When a new computing idea first reaches the market, separating the marketing hype from the substance is often hard. Rarely, however, has any new product been surrounded by as much huff and puff as the Java programming language. Java has much to offer to the digital library community, but it is not perfect. Some of the defects are conventional technical issues. It is a large and complex programming language, which is difficult to learn. Interpreted languages always execute slowly and Java is no exception. Design decisions that prevent Java applets from bringing viruses across the network and infecting the user's computer also constrain legitimate programs. However, Java's biggest problems is non-technical. Java was developed by Sun Microsystems which set out to develop a standard language that would be the same in all versions. Unfortunately, other companies, notably Microsoft, have created incompatible variants.

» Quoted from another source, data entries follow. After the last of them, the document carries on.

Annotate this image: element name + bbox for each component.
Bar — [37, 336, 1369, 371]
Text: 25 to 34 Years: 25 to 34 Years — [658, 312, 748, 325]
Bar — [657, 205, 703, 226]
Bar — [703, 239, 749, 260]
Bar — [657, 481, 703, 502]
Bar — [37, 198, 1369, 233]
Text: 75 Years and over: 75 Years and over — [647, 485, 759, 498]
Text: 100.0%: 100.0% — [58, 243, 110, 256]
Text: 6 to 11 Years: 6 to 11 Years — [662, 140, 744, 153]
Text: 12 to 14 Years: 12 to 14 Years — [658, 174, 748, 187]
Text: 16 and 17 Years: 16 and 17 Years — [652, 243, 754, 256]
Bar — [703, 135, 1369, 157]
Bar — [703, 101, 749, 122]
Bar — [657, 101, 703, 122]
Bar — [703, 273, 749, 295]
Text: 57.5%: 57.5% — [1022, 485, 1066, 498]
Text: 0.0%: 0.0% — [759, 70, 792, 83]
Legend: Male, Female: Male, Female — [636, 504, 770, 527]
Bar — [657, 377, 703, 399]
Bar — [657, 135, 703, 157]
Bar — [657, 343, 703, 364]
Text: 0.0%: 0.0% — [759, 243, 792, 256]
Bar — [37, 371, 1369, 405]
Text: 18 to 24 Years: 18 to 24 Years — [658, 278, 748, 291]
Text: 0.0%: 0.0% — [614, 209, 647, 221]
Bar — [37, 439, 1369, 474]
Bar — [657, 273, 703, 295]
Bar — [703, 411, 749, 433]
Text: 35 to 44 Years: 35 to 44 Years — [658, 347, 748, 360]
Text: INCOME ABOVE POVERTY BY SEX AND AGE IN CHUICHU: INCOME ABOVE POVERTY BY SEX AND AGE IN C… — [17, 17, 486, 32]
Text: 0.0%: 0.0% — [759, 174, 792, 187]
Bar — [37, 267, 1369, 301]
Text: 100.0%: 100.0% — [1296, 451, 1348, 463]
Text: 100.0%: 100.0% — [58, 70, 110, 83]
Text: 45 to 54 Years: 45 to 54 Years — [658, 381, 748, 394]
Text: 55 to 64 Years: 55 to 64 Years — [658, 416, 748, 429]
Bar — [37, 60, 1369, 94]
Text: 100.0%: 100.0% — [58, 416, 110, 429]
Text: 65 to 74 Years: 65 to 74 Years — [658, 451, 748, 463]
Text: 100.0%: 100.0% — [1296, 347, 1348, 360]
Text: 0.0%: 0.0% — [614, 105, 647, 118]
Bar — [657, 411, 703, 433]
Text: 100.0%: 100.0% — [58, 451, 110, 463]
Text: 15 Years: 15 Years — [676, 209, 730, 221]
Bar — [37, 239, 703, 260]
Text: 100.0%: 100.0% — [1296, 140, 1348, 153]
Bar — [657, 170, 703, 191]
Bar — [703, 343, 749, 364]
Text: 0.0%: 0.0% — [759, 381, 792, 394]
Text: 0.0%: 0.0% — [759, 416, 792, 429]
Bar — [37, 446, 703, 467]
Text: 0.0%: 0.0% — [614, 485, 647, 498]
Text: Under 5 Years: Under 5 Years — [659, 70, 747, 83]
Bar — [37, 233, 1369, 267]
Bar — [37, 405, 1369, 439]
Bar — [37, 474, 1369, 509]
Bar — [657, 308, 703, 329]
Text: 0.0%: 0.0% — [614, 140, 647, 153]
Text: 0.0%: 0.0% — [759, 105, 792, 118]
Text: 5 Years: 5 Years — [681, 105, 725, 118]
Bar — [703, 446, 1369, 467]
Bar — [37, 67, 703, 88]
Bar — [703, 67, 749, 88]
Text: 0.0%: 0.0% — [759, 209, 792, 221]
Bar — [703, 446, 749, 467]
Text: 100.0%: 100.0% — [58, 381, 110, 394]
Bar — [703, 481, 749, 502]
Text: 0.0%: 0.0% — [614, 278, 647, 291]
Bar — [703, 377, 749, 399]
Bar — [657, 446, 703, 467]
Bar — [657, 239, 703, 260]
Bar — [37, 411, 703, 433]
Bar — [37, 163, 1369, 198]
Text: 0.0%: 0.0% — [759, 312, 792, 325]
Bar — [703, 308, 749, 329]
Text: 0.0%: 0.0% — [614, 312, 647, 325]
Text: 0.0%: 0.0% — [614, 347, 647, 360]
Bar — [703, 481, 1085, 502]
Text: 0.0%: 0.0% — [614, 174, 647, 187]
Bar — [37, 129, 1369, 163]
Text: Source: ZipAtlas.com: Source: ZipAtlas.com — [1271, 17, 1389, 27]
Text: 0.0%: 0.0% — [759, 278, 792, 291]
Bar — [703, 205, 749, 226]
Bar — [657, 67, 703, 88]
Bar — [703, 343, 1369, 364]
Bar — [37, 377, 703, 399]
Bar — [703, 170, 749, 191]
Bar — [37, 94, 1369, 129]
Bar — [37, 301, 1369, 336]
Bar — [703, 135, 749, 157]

Java is not the only way to provide mobile code. An alternative is for an HTML page to include a script of instructions, usually written in the language known as JavaScript. JavaScript is simpler to write than Java and executes quickly. A typical use of JavaScript is to check data that a user provides as input, when it is typed, without the delays of transmitting everything back to the server for validation. Do not be confused by the names Java and JavaScript. The two are completely different languages. The similarity of names is purely a marketing device. Java has received most of the publicity, but both have advantages and both are widely used.

Recent advances in the design of user interfaces

The design of user interfaces for digital libraries is part art and part science. Figure 8.1 provides a systematic framework for developing a design, but ultimately the success of an interface depends upon the designers' instincts and their understanding of users.

Each part of the figure is the subject of research and new concepts are steadily being introduced to the repertoire. This section looks at some of the new ideas and topics of research. In addition, Chapter 12 describes recent research into structural metadata.

This is a topic of great importance to user interfaces, since the manner in which digital objects are modeled and the structural metadata associated with them provide the raw material on which user interfaces act.

Conceptual models

Several research groups have been looking for conceptual models that help users navigate through the vast collections now available online. There are few landmarks on the Internet, few maps and signposts. Using hyperlinks, which are the heart of the web, the user is led to unexpected places and can easily get lost. Users of digital libraries often work by themselves, with little formal training, and nobody to turn to for help. This argues for interfaces to be based on conceptual models that guide users along well-established paths, although, with a little ingenuity, some people are remarkably adept at finding information on the Internet. Observations suggest that experienced people meet a high percentage of their library needs with networked information, but less experienced users often get lost and have difficult evaluating the information that they find. Panel 8.3 describes two research projects that have explored novel conceptual models for digital libraries.